A Polícia Civil de Minas Gerais (PCMG) concluiu, nesta quarta feira (22), o inquérito policial sobre o crime de “rachadinha” supostamente praticado pelo vereador afastado Cláudio Donizete Duarte (PSL), na Câmara Municipal de Belo Horizonte. O parlamentar e outras sete pessoas do gabinete foram indiciadas por peculato e por integrarem organização criminosa. Duarte deve responder ainda por obstrução de Justiça.

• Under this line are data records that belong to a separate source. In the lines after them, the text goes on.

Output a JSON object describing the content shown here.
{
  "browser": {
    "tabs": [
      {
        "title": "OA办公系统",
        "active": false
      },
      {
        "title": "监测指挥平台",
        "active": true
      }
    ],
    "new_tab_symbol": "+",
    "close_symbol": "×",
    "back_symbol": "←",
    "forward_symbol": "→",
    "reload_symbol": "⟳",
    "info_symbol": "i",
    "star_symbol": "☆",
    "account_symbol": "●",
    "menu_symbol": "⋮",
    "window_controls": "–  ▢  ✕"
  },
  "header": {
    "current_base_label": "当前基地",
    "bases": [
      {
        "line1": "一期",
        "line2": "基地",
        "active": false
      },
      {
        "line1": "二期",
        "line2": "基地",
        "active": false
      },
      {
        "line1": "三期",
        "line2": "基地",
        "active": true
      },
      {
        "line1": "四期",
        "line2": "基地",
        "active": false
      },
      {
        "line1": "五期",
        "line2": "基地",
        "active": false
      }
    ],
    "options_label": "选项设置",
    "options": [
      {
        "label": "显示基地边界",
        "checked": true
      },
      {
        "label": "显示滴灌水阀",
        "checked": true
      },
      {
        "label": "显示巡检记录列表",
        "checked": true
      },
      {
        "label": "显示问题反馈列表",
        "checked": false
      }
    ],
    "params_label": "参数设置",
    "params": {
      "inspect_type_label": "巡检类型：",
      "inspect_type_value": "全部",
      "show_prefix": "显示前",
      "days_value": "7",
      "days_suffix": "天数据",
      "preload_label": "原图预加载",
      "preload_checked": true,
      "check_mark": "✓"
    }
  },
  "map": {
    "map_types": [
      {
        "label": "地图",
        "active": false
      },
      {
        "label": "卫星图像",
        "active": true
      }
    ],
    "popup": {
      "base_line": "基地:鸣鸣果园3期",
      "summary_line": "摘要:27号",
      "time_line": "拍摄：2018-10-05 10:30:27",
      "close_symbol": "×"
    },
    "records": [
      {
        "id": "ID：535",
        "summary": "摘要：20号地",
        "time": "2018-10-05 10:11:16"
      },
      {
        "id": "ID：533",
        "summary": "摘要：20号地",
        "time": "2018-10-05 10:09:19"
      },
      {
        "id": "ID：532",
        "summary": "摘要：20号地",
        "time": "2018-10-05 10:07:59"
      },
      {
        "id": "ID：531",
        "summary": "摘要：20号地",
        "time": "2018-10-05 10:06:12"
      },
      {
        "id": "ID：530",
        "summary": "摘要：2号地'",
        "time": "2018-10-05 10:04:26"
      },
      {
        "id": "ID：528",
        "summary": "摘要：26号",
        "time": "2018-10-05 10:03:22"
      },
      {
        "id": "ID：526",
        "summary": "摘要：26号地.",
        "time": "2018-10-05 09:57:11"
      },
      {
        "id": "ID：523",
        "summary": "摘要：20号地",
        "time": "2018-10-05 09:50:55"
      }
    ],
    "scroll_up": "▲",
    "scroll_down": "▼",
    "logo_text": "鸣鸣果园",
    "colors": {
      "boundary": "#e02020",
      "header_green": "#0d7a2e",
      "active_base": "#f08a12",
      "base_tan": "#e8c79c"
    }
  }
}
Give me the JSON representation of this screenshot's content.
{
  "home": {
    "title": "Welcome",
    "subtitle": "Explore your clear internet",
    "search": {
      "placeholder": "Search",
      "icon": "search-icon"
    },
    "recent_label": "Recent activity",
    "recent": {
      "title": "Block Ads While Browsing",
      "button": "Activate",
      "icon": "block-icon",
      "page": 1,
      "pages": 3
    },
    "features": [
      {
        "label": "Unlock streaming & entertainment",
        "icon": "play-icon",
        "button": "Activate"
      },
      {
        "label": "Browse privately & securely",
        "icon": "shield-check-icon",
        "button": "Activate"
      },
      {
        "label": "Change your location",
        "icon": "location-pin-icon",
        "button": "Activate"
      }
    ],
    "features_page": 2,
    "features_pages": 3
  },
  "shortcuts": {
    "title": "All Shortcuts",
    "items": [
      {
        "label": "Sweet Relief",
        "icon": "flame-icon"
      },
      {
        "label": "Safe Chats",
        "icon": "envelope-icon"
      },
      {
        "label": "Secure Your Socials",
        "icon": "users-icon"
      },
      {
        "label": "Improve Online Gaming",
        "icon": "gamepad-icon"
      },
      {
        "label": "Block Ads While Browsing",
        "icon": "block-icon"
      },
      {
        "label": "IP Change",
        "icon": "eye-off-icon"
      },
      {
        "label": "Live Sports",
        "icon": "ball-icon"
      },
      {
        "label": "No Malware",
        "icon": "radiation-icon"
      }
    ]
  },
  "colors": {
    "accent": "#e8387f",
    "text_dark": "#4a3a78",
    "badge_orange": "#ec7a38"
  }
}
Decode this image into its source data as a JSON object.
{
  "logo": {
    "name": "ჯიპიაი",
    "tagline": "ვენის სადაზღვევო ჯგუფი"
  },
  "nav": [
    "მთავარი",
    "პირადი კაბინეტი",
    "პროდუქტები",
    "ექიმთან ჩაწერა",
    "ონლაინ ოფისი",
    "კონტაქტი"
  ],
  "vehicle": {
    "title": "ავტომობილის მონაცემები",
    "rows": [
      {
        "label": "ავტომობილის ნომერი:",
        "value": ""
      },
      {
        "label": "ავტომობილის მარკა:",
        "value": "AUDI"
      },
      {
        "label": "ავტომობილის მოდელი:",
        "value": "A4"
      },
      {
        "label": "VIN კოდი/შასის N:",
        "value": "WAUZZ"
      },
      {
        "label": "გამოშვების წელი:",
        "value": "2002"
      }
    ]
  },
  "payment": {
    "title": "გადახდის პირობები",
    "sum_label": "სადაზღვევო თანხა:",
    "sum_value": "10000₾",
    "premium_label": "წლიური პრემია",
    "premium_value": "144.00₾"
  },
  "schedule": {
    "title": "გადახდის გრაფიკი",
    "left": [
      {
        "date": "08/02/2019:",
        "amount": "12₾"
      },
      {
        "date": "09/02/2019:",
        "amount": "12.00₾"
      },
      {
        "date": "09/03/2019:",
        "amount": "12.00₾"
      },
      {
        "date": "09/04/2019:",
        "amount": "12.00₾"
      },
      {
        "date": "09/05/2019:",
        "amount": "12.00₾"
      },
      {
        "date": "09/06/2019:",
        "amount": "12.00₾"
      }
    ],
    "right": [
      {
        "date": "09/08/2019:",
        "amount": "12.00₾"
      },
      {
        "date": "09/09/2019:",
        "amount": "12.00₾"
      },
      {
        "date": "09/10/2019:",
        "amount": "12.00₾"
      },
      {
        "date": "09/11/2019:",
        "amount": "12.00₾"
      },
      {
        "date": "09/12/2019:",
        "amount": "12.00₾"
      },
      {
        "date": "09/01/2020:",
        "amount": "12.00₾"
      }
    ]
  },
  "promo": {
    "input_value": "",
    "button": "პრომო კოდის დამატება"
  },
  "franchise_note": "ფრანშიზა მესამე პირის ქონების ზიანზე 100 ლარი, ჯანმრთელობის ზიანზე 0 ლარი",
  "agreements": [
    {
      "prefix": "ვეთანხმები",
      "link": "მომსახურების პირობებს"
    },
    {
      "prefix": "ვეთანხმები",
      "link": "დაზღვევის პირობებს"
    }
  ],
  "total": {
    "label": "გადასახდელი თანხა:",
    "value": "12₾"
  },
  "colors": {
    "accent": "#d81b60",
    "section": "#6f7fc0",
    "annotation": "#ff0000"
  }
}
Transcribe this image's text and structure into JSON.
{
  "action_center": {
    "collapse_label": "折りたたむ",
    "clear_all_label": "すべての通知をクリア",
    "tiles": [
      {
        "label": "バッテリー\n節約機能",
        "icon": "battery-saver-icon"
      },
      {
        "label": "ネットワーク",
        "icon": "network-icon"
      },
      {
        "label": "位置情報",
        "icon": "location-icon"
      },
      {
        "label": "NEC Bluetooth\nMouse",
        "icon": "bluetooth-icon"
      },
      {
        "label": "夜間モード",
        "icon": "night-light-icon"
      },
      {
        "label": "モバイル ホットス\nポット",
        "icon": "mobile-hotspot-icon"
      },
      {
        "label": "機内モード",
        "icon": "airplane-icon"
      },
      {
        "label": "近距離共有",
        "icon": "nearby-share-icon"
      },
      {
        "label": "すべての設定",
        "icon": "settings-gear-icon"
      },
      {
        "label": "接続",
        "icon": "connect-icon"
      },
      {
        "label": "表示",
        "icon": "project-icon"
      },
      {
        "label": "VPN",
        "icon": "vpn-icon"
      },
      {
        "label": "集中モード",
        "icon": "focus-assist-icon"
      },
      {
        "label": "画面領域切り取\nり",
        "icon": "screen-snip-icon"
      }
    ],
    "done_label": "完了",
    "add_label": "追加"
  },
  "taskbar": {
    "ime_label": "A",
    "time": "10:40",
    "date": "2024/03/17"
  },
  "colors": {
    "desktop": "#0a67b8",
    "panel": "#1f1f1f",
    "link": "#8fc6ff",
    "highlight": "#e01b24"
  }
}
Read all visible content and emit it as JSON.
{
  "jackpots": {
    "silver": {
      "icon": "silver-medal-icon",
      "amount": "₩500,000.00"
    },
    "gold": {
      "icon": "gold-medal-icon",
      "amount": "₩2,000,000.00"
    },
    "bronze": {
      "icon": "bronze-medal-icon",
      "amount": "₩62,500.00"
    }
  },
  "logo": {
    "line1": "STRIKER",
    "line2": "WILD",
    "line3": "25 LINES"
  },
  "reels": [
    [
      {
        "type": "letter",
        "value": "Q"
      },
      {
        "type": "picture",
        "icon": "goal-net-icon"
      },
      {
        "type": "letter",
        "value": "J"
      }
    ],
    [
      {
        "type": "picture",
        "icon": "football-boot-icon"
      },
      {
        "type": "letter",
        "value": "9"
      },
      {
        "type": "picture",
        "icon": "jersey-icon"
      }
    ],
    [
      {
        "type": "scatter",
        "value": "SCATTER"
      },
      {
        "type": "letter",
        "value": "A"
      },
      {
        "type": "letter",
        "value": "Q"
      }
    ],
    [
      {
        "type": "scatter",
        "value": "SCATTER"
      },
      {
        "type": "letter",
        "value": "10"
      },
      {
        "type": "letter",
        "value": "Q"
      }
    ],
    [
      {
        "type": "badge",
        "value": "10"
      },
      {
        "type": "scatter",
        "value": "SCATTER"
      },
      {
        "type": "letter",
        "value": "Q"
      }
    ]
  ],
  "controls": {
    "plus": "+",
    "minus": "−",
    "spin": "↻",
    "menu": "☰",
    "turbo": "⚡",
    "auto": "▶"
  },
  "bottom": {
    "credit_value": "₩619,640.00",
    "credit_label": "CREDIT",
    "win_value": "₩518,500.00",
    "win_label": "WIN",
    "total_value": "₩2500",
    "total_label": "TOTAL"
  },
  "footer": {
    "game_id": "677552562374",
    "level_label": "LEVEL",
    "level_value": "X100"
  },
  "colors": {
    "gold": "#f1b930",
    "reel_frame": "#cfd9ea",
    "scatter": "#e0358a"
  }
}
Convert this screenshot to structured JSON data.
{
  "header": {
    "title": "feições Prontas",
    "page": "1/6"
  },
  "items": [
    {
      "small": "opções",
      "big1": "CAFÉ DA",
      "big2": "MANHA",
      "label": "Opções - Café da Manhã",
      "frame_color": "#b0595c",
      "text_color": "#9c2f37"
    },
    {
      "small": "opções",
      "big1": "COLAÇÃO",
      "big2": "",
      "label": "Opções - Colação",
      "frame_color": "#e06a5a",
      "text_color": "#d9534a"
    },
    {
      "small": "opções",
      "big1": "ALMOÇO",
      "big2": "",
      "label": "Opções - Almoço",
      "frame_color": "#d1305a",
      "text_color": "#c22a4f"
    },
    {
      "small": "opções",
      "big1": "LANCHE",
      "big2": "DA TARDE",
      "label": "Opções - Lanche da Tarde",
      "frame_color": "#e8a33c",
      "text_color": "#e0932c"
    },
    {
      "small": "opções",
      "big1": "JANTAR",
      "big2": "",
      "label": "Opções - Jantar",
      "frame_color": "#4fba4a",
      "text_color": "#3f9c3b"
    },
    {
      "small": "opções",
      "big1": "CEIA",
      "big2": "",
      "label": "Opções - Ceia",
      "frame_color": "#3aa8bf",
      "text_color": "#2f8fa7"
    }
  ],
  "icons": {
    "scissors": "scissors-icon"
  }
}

Outros vereadores são investigados pelo mesmo crime, que consiste na exigência de entrega de parte do salário por parte de funcionários do gabinete. Mas o delegado Domiciano Monteiro, do Departamento Especializado de Investigação de Fraudes, não informa quantos parlamentares da capital mineira estariam sob a mira da polícia. “Infelizmente, sabemos que a prática (da rachadinha) é bastante comum na política”, afirmou o delegado.

Ainda de acordo com Monteiro, o inquérito foi baseado em relatos de 30 testemunhas, extratos bancários dos investigados e áudios gravados pelos funcionários. O próprio vereador admitiu que praticava a “rachadinha”, segundo o delegado. “Para os funcionários, ele dizia que a ação era necessária para pagar dívidas de campanha eleitoral”, explicou o delegado.

A polícia não informou quantos funcionários do gabinete eram fantasmas, ou seja, não trabalhavam efetivamente mas recebiam para que houvesse desvio de recursos públicos. Mas houve a confirmação de que o funcionário que repassava R$ 10 mil de seu salário de R$ 11 mil ao vereador não trabalhava no gabinete. Já que os que atuavam no gabinete tinham que repassar ao vereador, em média, 10% do salário. 

O inquérito foi encaminhado para a Câmara Municipal e para o Ministério Público de Minas Gerais, que decidirá se o vereador deverá ser denunciado. O Departamento de Fraudes também fez uma representação à Justiça solicitando a prorrogação do afastamento das funções do vereador e dos outros indiciados – o prazo para o afastamento vence no dia 1º de junho e Duarte continua recebendo o salário de R$ 17.642.

Prisão

A investigação teve início no ano passado, depois que a polícia recebeu uma denúncia de um dos funcionários do gabinete. No dia 2 de abril deste ano, Duarte foi preso em sua casa, no bairro Céu Azul, e ficou detido por dez dias. Inicialmente, a estimativa era de um desvio de R$ 1 milhão. A Comissão Processante da Câmara Municipal de Belo Horizonte, que investiga o vereador afastado, aprovou em 21 de maio o parecer prévio do relator, Mateus Simões (Novo), pela continuidade do processo. O relatório final poderá ser votado em plenário na segunda quinzena de junho. Em BH, o mandato de um vereador só pode ser cassado se receber o voto de pelo menos 28 dos 41 parlamentares.

Duarte nega as acusações. O advogado dele, Vicente Salgueiro, afirmou que irá se manifestar depois que tiver acesso ao relatório final do inquérito.